On being happy post-WWE: Oh, 100 percent. In WWE, you're wrestling matches with handcuffs on. You come up with ideas constantly, and half the time you're not allowed to do what you want. I understand why it's like that because it's a business and they're very protective of talent, angles, and the things that they're doing, but I feel like it started to become a case where they were trying too hard to resist all this new stuff, ideas, and moves. I think it started hurting their product, and it's been hurting their product for a while. And it's really nice to not have to deal with that and to go in and say that I've got 5 cool ideas, and Prince Puma has 5 cool ideas, and while we're not probably going to be able to do all of them in every match, let's pick the coolest stuff and do it.
On Lucha Underground's faith in him: It means a lot. And like I said, I couldn't be happier to be a part of this organization. I do think that what I'm doing in Lucha Underground is great for me and it's really good for them too.
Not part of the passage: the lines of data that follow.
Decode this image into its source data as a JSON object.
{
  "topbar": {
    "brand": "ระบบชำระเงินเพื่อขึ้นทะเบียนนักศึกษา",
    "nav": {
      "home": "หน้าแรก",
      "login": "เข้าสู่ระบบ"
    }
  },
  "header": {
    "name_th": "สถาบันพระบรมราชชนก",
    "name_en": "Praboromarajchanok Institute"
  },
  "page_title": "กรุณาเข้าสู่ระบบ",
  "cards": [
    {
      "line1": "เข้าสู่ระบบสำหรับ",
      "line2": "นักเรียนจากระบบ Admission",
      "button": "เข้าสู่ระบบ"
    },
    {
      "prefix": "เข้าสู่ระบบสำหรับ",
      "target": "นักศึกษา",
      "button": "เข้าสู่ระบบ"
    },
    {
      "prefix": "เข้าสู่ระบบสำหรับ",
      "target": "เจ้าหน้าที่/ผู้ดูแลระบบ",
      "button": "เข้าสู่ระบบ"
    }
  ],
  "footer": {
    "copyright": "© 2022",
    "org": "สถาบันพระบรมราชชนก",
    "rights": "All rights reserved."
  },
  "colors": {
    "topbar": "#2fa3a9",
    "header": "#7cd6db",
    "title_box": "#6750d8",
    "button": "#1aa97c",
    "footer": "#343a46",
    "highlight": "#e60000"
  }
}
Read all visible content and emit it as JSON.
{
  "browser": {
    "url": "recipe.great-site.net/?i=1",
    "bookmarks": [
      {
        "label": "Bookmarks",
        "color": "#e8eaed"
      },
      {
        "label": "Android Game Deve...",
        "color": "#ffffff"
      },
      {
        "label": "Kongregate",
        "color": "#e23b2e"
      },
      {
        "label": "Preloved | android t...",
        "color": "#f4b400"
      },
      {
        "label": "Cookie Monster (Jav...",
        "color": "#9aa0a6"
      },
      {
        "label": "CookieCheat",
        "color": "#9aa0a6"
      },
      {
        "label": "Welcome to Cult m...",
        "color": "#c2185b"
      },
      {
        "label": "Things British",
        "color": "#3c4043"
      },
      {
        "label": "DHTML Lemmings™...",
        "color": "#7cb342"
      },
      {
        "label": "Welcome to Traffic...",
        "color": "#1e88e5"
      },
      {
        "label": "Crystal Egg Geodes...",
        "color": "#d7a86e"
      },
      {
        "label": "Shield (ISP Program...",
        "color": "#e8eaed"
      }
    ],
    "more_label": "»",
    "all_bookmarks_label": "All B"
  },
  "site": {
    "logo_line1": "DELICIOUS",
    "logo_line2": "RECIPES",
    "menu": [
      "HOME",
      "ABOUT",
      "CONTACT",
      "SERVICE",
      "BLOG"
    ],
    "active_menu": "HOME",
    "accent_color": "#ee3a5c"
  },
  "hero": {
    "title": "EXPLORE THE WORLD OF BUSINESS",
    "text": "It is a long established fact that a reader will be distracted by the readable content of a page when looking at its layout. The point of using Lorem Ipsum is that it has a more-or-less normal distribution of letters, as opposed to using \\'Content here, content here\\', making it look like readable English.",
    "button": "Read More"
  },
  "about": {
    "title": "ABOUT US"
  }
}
I'm pouring a ton of energy into Lucha Underground and going out of my way to not even have the best matches that I can have, but have the best match I can have and then some. Taking risks and pushing myself to try things that I've never tried in WWE because they probably wouldn't have been allowed or the people that I was working with might not have wanted to go that far. To have free range and the responsibility and the trust to let me pull the wagons so to speak for Lucha Underground has been really rad.
Lucha Underground vs. WWE creative: For one, the Lucha Underground creative team is top notch. They are very all solid, talented people. There's no eccentric billionaire who's showing up at the last minute and demanding Lucha Underground to be rewritten the day of TV. I really feel like that is the difference. I feel like other promotions have too many chefs in the kitchen, so to speak. There are too many people with power, and they have different agendas, and when those agendas collide, and arguing starts to happen over storylines with stuff getting changed the day of, it starts to suck for the fans because you're following a story and a couple weeks in the whole thing gets squashed or changed and it doesn't seem like anything ever happens or pays off. I think Lucha Underground has done a good job so far of having their stories pay off and creating intrigue in this world they have created.
Vince Russo's involvement: Yeah, he was there. I did an interview with him for his YouTube channel. He was there to watch the show, though. He is in no way going to be a part of the creative team of Lucha Underground. Everyone there knows that's 100 percent true. Vince Russo knows that's 100 percent true. I don't know if he's trying to tell people he is or not, but he's not. He was there as a wrestling fan. He told me and everyone there that he watched the show and he had a good time. He interviewed some of the talent, and I had a really fun 20 minute interview with Vince Russo. Just shooting the shit about WCW, TNA, WWE, Lucha Underground, and when he puts it up on his channel I hope everyone watches, but he is not involved with the creative of Lucha Underground.